Dalam salah satu diskusi yang pernah kulakukan semasa kuliah, ada seorang teman yang bertanya mengenai perbedaan puisi dan prosa. Belakangan ini batas antara puisi dan prosa memang semakin kabur. Mungkin hal tersebut yang melatarbelakangi teman itu bertanya demikian. Kita bisa melihat puisi yang panjang dan di dalamnya ada percakapan, bak prosa. Kita bisa pula melihat prosa yang menggunakan susunan kata-kata yang indah laksana puisi, atau pun prosa yang isinya disisipi penggalan puisi.
Setahun setelah diskusi, aku meminjam “Isyarat Kumpulan Esai” Sutardji Calzoum Bachri (SCB) dari perpustakaan wilayah. Buku tersebut memuat puisi-puisi dan esai SCB yang pernah diterbitkan. Pada halaman 75 sampai 79 terdapat esai yang berjudul Cerpen dan puisi yang pernah diterbitkan Bentara, Kompas, Jumat, 6 April 2001, setelah membacanya, aku tertarik pada beberapa paragraf terkahir esai tersebut. Isi paragraf itu sedikit banyak bisa menjawab pertanyaan yang dilontarkan oleh teman tersebut.
Berikut ini saya sajikan kutipan paragrafnya:

 ...............
Apa sih bedanya kata-kata yang dalam puisi dan dalam prosa seperti cerpen, kata Zenar tiba-tiba serius, sambil mengingatkanku perbedaan pendapatku terhadap penilaian Ignas Kleden tentang sebuah cerpenku yang pernah secara sambil lalu aku ucapkan dalam perbincangan kami di Café Miranda.
Secara ekstrem, atau garis besarnya, dalam puisi penyair menciptakan kata-kata (metafora), dalam cerpen pengarang menciptakan peristiwa-peristiwa. Konsentrasi seorang penyair ketika menulis puisi terutama adalah pada upaya menciptakan kata-kata atau susunan kata-kata. Di situlah makna dapat diraih. Kecenderungan untuk mendapatkan makna dari menciptakan kata-kata atau susunan kata-kata, itulah sebabnya kenapa kata-kata dalam puisi kelihatan aneh atau tidak familiar. Dalam cerpen, kata-kata menjadi sekunder. Yang utama adalah peristiwa, kata-kata adalah alat untuk menyampaikan atau menciptakan peristiwa-peristiwa. Makna diperoleh dari interaksi atau susunan peristiwa-peristiwa itu. Dalam puisi, tekanan pada defamilarisasi kata-kata atau bahasa. Dalam prosa, tekanan diarahkan pada defamiliarisasi peristiwa. Itulah sebabnya dalam cerpen pembaca sering menemukan peristiwa yang aneh, misalnya orang yang selangit rasa laparnya bisa dengan nyaman dan ngampang menelan seekor gajah utuh. Makna cerpen diraih dari interaksi dua peristiwa yakni lapar selangit dan menelan gajah.
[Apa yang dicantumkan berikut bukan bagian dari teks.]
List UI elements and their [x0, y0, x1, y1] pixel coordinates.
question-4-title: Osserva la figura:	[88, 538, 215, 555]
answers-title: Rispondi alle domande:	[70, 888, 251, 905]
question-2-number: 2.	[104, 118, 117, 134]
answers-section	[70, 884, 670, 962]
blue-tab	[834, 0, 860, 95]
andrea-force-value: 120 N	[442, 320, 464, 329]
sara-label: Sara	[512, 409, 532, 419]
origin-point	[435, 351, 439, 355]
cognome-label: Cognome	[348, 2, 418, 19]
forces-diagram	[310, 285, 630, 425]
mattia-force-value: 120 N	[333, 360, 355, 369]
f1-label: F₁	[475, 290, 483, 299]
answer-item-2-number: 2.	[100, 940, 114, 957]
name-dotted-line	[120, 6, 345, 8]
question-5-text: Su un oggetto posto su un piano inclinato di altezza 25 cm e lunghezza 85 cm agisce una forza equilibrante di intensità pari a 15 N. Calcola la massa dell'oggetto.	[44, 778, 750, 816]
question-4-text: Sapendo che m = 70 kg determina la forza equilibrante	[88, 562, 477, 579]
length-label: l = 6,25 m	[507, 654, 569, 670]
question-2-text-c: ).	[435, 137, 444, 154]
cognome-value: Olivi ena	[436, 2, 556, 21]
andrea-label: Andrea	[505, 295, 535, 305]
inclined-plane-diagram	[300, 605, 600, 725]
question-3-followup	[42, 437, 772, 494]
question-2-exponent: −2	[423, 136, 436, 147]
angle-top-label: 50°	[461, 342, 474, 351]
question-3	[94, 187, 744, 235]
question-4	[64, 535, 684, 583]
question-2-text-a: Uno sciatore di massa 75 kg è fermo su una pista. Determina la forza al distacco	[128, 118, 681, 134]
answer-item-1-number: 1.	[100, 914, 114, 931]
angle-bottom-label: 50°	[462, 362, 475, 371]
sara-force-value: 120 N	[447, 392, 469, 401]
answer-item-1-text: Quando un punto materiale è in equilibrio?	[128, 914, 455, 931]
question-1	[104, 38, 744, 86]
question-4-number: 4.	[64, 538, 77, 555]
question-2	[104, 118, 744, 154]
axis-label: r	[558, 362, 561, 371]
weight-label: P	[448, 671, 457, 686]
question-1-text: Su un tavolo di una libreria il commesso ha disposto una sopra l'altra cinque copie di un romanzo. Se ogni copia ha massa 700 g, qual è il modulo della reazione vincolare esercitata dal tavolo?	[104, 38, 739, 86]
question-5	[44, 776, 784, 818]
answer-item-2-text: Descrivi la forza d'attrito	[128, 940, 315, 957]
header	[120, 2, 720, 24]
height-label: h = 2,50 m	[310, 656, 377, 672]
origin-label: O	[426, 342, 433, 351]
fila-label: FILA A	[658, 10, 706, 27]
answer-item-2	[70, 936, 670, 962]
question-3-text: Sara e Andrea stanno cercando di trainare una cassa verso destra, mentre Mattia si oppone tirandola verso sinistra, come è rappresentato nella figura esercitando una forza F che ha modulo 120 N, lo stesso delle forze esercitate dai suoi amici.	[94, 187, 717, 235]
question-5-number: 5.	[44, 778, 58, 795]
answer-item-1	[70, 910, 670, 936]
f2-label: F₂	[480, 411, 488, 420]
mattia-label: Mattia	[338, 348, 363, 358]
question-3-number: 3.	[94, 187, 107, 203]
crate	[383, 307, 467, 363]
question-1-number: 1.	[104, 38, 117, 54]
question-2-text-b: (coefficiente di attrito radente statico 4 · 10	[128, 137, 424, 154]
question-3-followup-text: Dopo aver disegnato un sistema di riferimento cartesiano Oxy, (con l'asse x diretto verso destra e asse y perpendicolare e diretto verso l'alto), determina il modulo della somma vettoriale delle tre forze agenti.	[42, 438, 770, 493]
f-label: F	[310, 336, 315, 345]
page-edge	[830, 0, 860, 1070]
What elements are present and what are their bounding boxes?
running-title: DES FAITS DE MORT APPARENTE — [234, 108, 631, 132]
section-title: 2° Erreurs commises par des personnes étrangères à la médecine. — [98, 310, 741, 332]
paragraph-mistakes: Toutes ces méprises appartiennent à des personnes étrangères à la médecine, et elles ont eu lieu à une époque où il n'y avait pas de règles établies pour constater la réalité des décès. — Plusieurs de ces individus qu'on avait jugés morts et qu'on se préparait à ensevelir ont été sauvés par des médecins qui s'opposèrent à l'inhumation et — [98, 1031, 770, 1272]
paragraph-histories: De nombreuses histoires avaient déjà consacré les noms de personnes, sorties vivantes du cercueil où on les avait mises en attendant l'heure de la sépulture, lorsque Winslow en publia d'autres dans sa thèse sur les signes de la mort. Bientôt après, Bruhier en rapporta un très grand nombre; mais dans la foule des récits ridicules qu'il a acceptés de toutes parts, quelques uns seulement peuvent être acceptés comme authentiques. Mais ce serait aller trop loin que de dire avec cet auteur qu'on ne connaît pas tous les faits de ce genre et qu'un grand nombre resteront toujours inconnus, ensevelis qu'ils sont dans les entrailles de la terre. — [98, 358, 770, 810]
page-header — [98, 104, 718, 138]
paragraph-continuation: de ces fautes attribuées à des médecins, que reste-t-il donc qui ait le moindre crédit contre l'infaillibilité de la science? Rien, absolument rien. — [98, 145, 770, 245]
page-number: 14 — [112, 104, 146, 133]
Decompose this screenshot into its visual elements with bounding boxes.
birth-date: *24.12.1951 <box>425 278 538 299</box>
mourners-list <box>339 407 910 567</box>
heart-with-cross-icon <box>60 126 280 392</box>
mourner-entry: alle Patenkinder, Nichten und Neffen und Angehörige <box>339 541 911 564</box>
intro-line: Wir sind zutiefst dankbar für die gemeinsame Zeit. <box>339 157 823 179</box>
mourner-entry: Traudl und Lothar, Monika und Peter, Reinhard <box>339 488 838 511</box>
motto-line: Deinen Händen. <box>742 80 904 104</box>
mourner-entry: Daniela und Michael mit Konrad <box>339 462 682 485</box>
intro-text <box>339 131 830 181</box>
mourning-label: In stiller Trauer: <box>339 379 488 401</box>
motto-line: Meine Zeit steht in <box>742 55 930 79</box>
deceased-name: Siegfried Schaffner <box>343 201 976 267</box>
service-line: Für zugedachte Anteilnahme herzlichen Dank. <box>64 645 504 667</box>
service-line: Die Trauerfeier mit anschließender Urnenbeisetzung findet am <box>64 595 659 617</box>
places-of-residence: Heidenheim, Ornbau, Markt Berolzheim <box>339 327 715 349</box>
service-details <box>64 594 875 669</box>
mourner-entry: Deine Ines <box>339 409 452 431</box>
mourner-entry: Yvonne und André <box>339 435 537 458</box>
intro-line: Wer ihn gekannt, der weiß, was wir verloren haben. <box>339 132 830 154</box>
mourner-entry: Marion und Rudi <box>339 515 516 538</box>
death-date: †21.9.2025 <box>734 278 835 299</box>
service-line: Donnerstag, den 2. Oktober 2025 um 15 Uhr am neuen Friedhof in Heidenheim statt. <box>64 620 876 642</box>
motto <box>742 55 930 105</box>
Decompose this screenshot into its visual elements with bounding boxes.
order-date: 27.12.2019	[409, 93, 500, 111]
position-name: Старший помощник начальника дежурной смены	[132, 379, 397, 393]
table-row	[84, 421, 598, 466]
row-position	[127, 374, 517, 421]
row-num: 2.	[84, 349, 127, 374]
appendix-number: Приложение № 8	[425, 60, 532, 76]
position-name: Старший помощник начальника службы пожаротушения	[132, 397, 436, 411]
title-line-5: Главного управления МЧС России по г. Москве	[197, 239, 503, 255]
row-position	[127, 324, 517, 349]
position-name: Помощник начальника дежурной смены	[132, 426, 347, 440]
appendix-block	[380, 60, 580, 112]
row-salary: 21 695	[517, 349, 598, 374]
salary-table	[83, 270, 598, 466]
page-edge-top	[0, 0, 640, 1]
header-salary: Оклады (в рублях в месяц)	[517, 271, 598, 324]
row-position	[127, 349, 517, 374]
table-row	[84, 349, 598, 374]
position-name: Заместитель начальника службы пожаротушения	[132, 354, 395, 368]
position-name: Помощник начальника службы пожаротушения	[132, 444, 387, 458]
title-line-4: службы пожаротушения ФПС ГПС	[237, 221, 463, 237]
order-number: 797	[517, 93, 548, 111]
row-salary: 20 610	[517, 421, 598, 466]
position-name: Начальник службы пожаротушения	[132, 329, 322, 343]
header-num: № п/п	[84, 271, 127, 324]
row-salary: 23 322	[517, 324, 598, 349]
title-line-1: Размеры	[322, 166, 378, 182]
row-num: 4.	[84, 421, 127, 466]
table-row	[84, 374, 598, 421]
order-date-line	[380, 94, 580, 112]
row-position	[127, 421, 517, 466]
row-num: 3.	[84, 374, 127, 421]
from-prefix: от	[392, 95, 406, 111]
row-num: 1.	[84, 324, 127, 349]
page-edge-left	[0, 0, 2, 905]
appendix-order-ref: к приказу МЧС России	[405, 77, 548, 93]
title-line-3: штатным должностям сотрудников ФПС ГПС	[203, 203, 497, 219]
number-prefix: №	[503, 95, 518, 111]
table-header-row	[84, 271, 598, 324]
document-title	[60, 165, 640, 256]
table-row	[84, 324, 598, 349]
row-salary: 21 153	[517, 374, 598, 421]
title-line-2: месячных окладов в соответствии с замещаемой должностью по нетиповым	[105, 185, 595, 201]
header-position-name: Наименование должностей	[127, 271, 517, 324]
Tentu saja aku sedang berbicara secara ekstrem atau hitam putih sebagai landasan umum dalam memandang kedua jenis karya sastra itu. Kini tak jarang antara karya puisi dan prosa saling tumpah-tindih, campur-baur. Namun demikian, mengharapkan makna kata-kata dari seorang penyair yang meniatkan suatu cerpennya benar-benar cerpen (bukan prosa lirik) aku kira bukan hal yang tepat. Sikap atau penilaian itu mungkin terjadi karena bias dari pembaca akibat penulisnya lebih dikenal sebagai penyair. Dalam kasus ini pada hematku, Zenar, teks dan author benar-benar harus dipisahkan. Author yang lazimnya menulis puisi tentu bebas pula untuk meniatkan dirinya menulis cerpen yang benar-benar prosa. Mengharapkannya agar menciptakan makna kata-kata sebagaimana halnya dalam puisi tentu saja menjadi kurang tepat.